“The crafts of Danube Delta may be extinct in some 20 years from now”
Oana Neneciu and Loredana Pană are the coordinators for DeltaCraft, a collaborative platform aimed at revitalizing traditional crafts in the Danube Delta area through collaboration between local artisans and contemporary designers.
Tell us about your work and practice.
DeltaCraft is a collaborative platform that aims to create connections and experiences between the Danube Delta crafts and contemporary design. Yearly, since 2015, we try to search for new collaborative methods between designers and crafts people from the Delta, to promote their work, the aesthetics, resources and deltaic communities. By now the platform has hosted over 20 crafts people from the Delta and Romanian designers and hopefully each of them was influenced by the DeltaCraft experience and used it in their own work contexts.
What are the main challenges in your work?
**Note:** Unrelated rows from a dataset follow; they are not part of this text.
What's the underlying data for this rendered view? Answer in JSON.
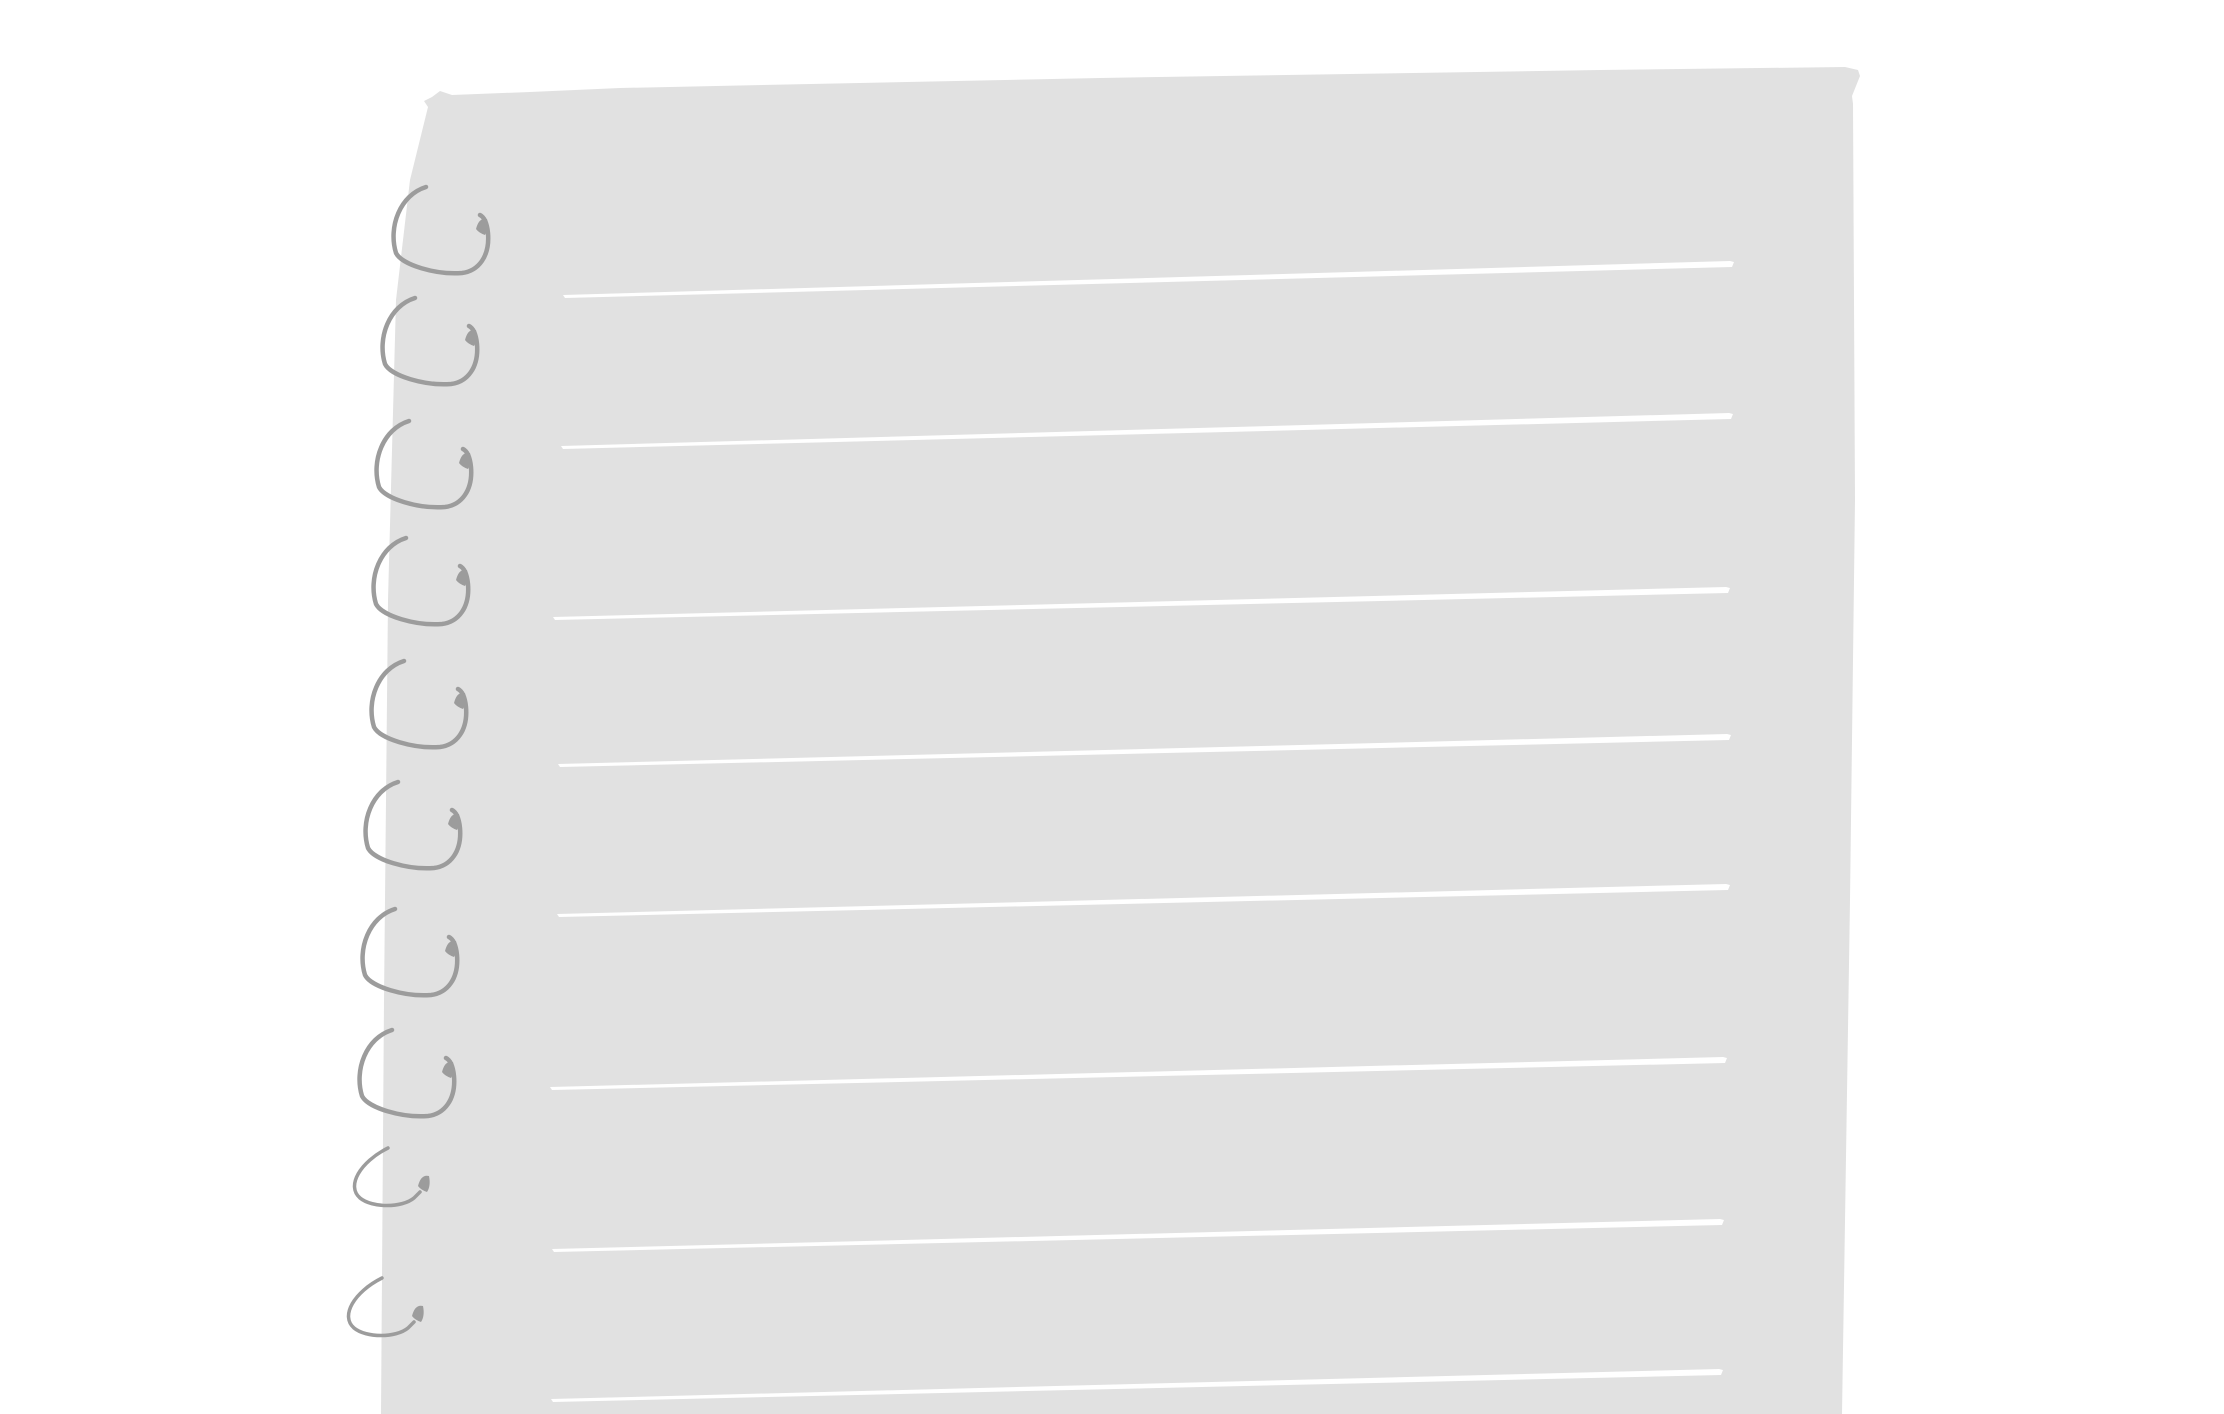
{
  "notepad": {
    "paper_color": "#e1e1e1",
    "rule_line_color": "#ffffff",
    "spiral_ring_color": "#9c9c9c",
    "background_color": "#ffffff",
    "spiral_icon": "spiral-binding-ring-icon",
    "ring_count": 10,
    "rule_line_count": 9,
    "lines": []
  }
}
We try to define our perspective and try to find the best way to preserve heritage, but also to make it available for as many designers as we can. Considering that in Romania the market is very slow for crafts and designer objects and it actually is very hard to produce small series of objects for selling and for a sustainable growth, we are migrating towards learning programmes dedicated to designers and artists that want to experience the heritage and traditions and the way of living of Danube Delta communities. So our most important challenge is to find the best way of development for our DeltaCraft platform.
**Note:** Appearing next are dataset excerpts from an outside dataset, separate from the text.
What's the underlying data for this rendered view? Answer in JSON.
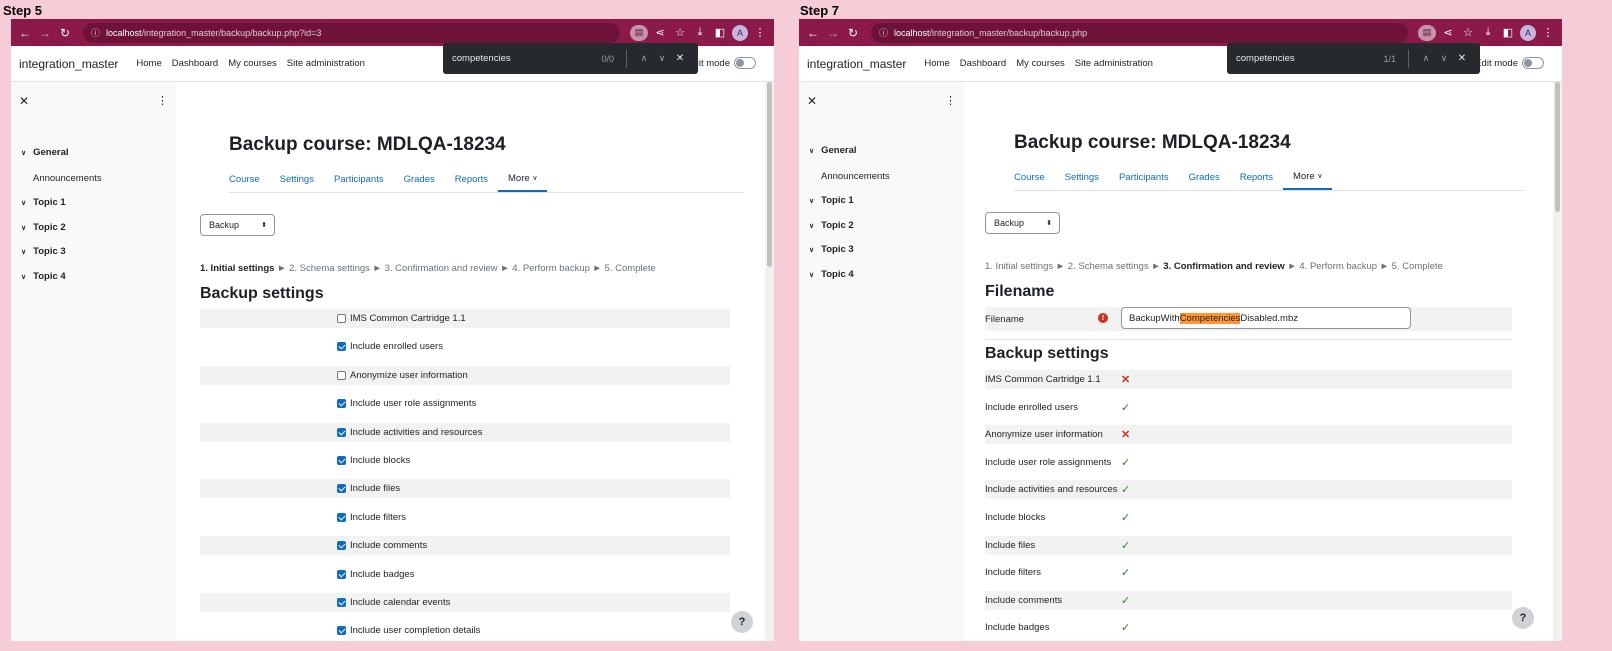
{
  "steps": {
    "left_label": "Step 5",
    "right_label": "Step 7"
  },
  "left": {
    "url_host": "localhost",
    "url_path": "/integration_master/backup/backup.php?id=3",
    "find_query": "competencies",
    "find_count": "0/0",
    "brand": "integration_master",
    "nav": [
      "Home",
      "Dashboard",
      "My courses",
      "Site administration"
    ],
    "edit_mode": "Edit mode",
    "drawer": {
      "sections": [
        "General",
        "Topic 1",
        "Topic 2",
        "Topic 3",
        "Topic 4"
      ],
      "general_child": "Announcements"
    },
    "course_title": "Backup course: MDLQA-18234",
    "tabs": [
      "Course",
      "Settings",
      "Participants",
      "Grades",
      "Reports",
      "More"
    ],
    "select_value": "Backup",
    "progress": {
      "current": "1. Initial settings",
      "rest": "► 2. Schema settings ► 3. Confirmation and review ► 4. Perform backup ► 5. Complete"
    },
    "settings_heading": "Backup settings",
    "settings": [
      {
        "label": "IMS Common Cartridge 1.1",
        "checked": false
      },
      {
        "label": "Include enrolled users",
        "checked": true
      },
      {
        "label": "Anonymize user information",
        "checked": false
      },
      {
        "label": "Include user role assignments",
        "checked": true
      },
      {
        "label": "Include activities and resources",
        "checked": true
      },
      {
        "label": "Include blocks",
        "checked": true
      },
      {
        "label": "Include files",
        "checked": true
      },
      {
        "label": "Include filters",
        "checked": true
      },
      {
        "label": "Include comments",
        "checked": true
      },
      {
        "label": "Include badges",
        "checked": true
      },
      {
        "label": "Include calendar events",
        "checked": true
      },
      {
        "label": "Include user completion details",
        "checked": true
      }
    ],
    "help": "?"
  },
  "right": {
    "url_host": "localhost",
    "url_path": "/integration_master/backup/backup.php",
    "find_query": "competencies",
    "find_count": "1/1",
    "brand": "integration_master",
    "nav": [
      "Home",
      "Dashboard",
      "My courses",
      "Site administration"
    ],
    "edit_mode": "Edit mode",
    "drawer": {
      "sections": [
        "General",
        "Topic 1",
        "Topic 2",
        "Topic 3",
        "Topic 4"
      ],
      "general_child": "Announcements"
    },
    "course_title": "Backup course: MDLQA-18234",
    "tabs": [
      "Course",
      "Settings",
      "Participants",
      "Grades",
      "Reports",
      "More"
    ],
    "select_value": "Backup",
    "progress": {
      "before": "1. Initial settings ► 2. Schema settings ►",
      "current": "3. Confirmation and review",
      "after": "► 4. Perform backup ► 5. Complete"
    },
    "filename_heading": "Filename",
    "filename_label": "Filename",
    "filename_parts": {
      "pre": "BackupWith",
      "match": "Competencies",
      "post": "Disabled.mbz"
    },
    "settings_heading": "Backup settings",
    "settings": [
      {
        "label": "IMS Common Cartridge 1.1",
        "enabled": false
      },
      {
        "label": "Include enrolled users",
        "enabled": true
      },
      {
        "label": "Anonymize user information",
        "enabled": false
      },
      {
        "label": "Include user role assignments",
        "enabled": true
      },
      {
        "label": "Include activities and resources",
        "enabled": true
      },
      {
        "label": "Include blocks",
        "enabled": true
      },
      {
        "label": "Include files",
        "enabled": true
      },
      {
        "label": "Include filters",
        "enabled": true
      },
      {
        "label": "Include comments",
        "enabled": true
      },
      {
        "label": "Include badges",
        "enabled": true
      }
    ],
    "help": "?"
  },
  "icons": {
    "back": "←",
    "forward": "→",
    "reload": "↻",
    "info": "ⓘ",
    "doc": "▤",
    "share": "⋖",
    "star": "☆",
    "download": "⤓",
    "sidepanel": "◧",
    "avatar": "A",
    "menu": "⋮",
    "close": "✕",
    "kebab": "⋮",
    "chevron": "∨",
    "up": "∧",
    "down": "∨",
    "check": "✓",
    "cross": "✕",
    "error": "!"
  },
  "colors": {
    "chrome": "#8b1a4a",
    "link": "#0f6cbf",
    "ok": "#357a32",
    "error": "#ca3120",
    "highlight": "#ff9632"
  }
}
How do you think international collaboration will impact your work?
It may be a very interesting process to host international designers and gain some perspective for the crafts and ways of developing activities in Danube Delta.
Have you learned anything surprising about UK craft?
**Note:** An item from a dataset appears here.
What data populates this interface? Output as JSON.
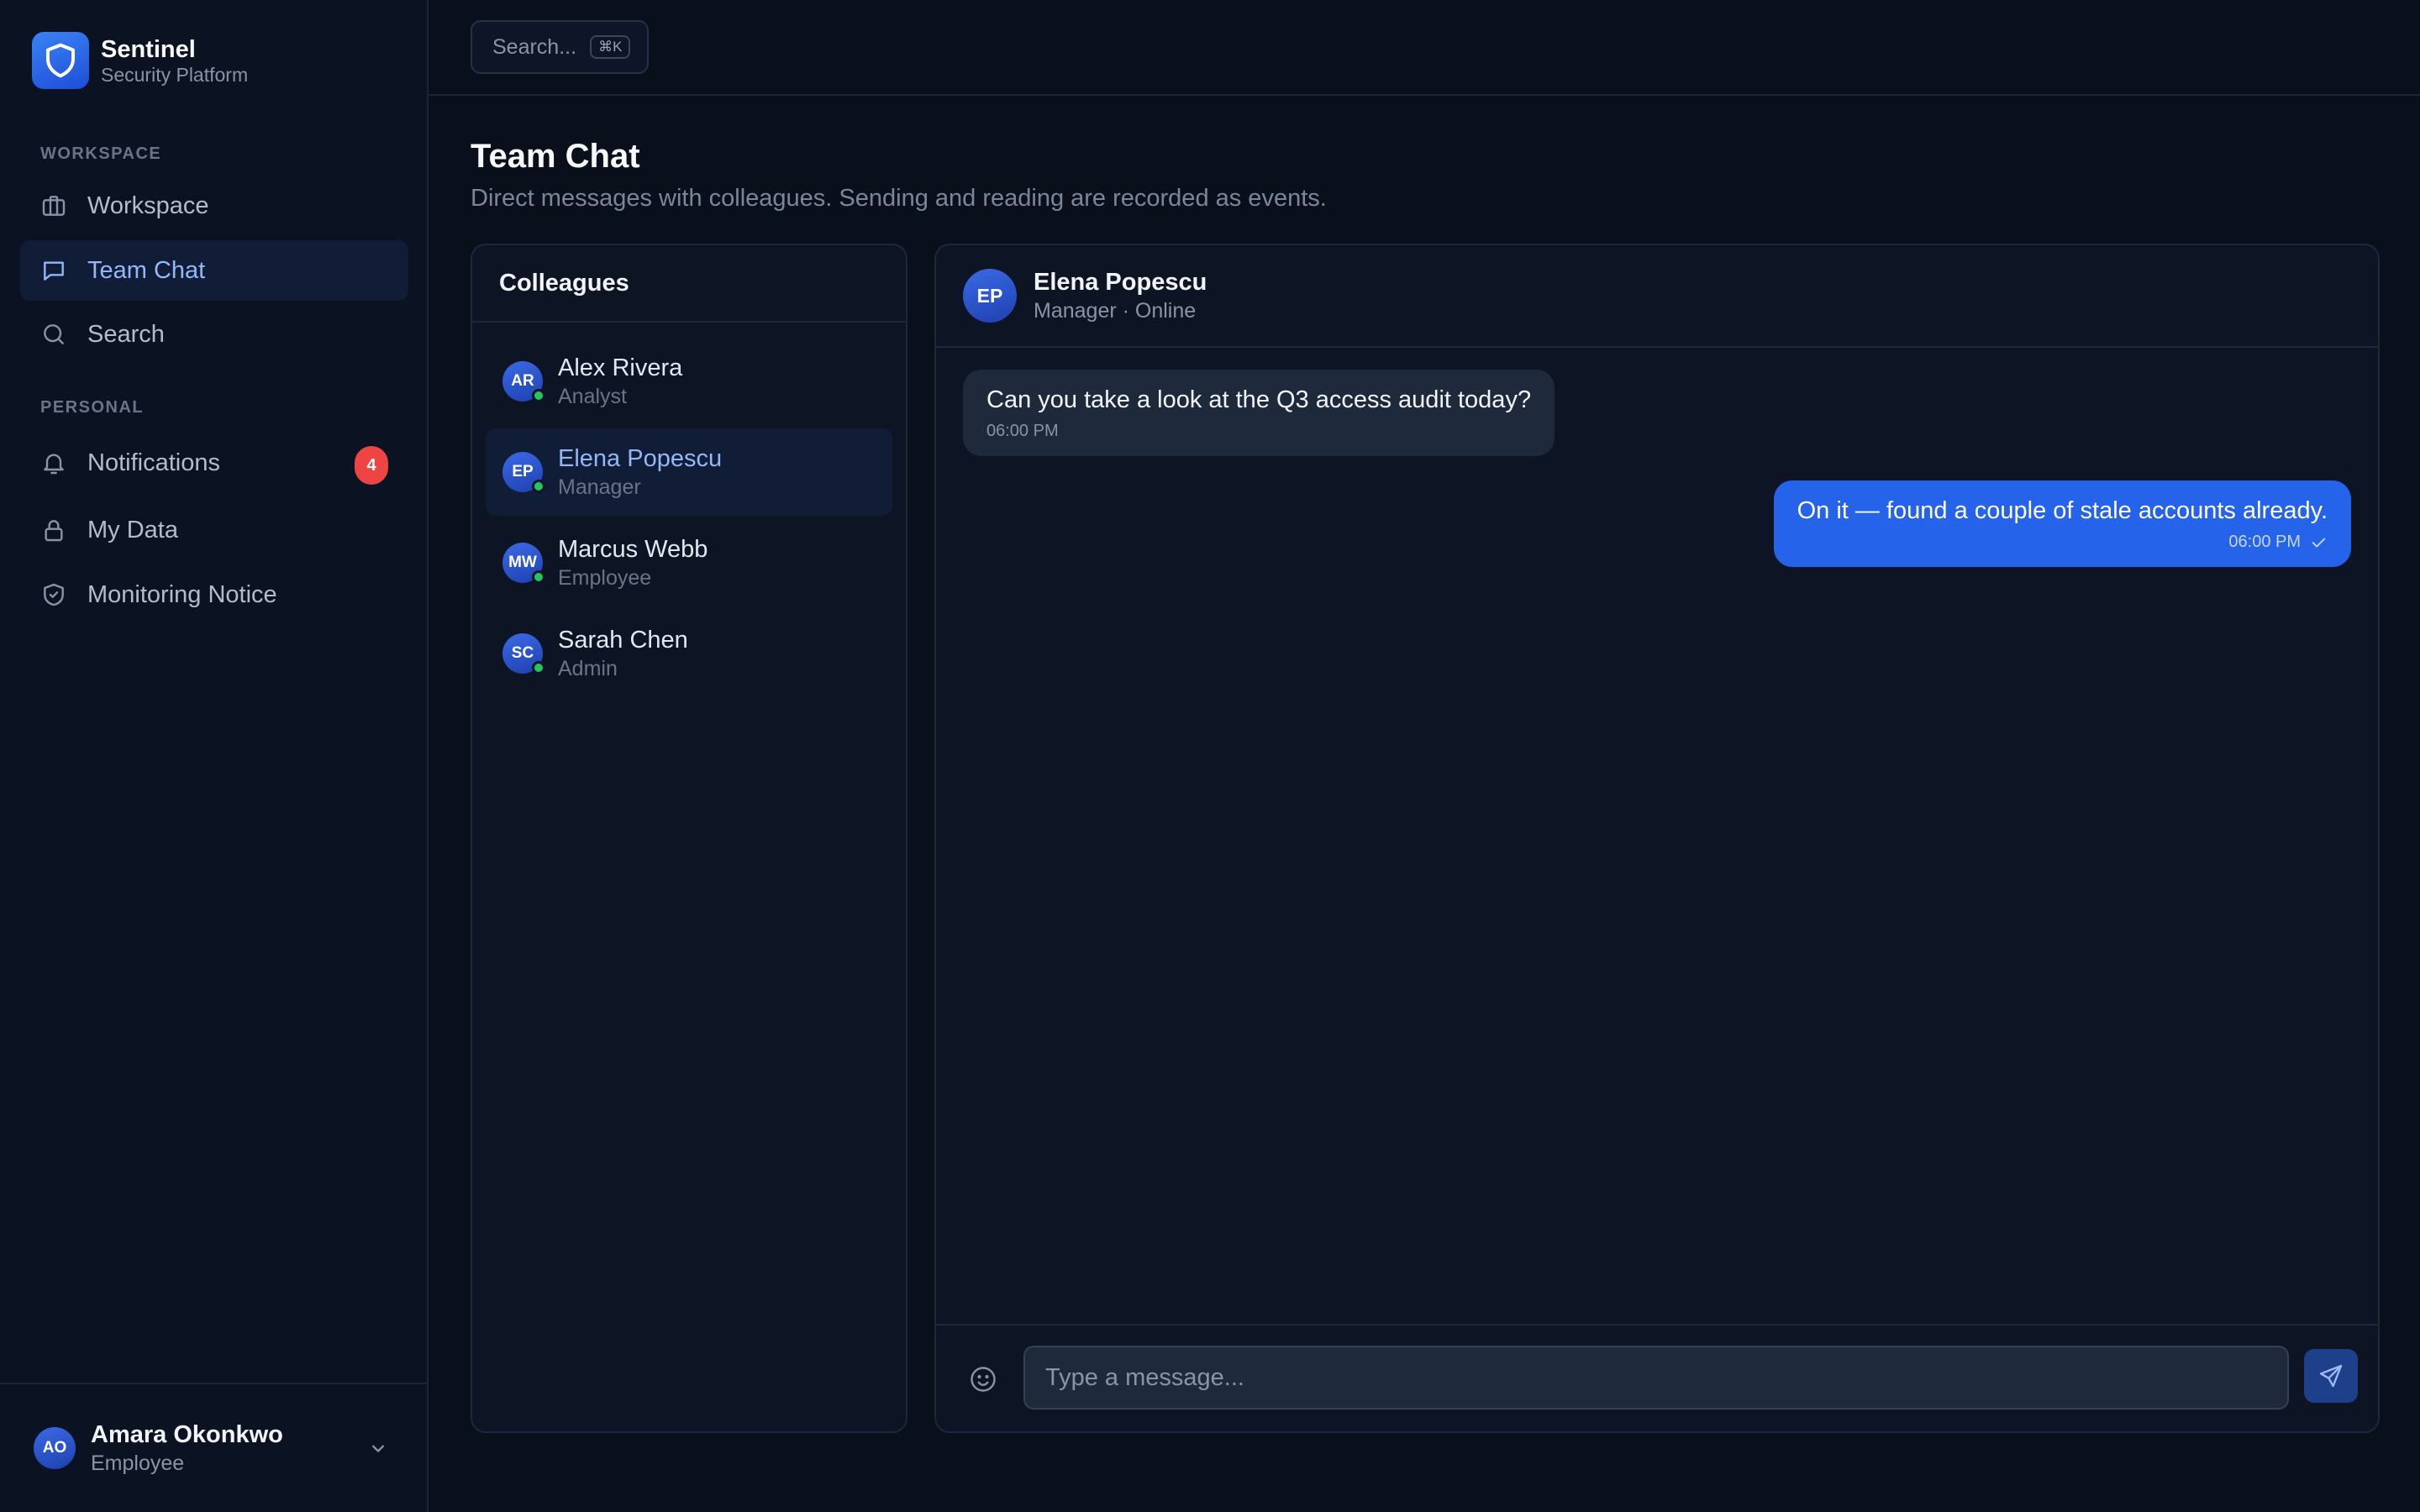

The level of engagement of UK designers in their work with crafts is amazing. It is also interesting to see new models of business development.
How do you see the future of craft in a post Covid-19 world?
In my mind the crafts of Danube Delta may be extinct in some 20 years from now. The crafts people are pretty old or, if not, very disappointed that they cannot sustain a way of living from their craft work. At the same time, the young designers are so interested in crafts and natural materials and they should be able to benefit from the experiences of crafts people. In my view, the best way to go forward is to create educational programmes for universities and local workshops for designers. Practical solutions for a post-Covid-19 world.
What advice would you give other craft practitioners who are trying to adapt?
Maybe the most precious element for creativity is time, so I guess it is a very good time to enjoy it!
Crafting Futures is a global British Council programme building a positive future by unlocking craft’s unique potential to inspire people around the globe. The programme celebrates the value of craft in our history, culture and world today.
Through making and international collaboration, Crafting Futures brings together craft practitioners, designers and organisations from around the world to explore possibilities for this future together.
Launched in Romania in 2020, Crafting Futures brings together six craft professionals from the United Kingdom and organisations, designers, artists and craftivists in Romania, aiming to support the development of shared learning and traditional, sustainable craft and design practice.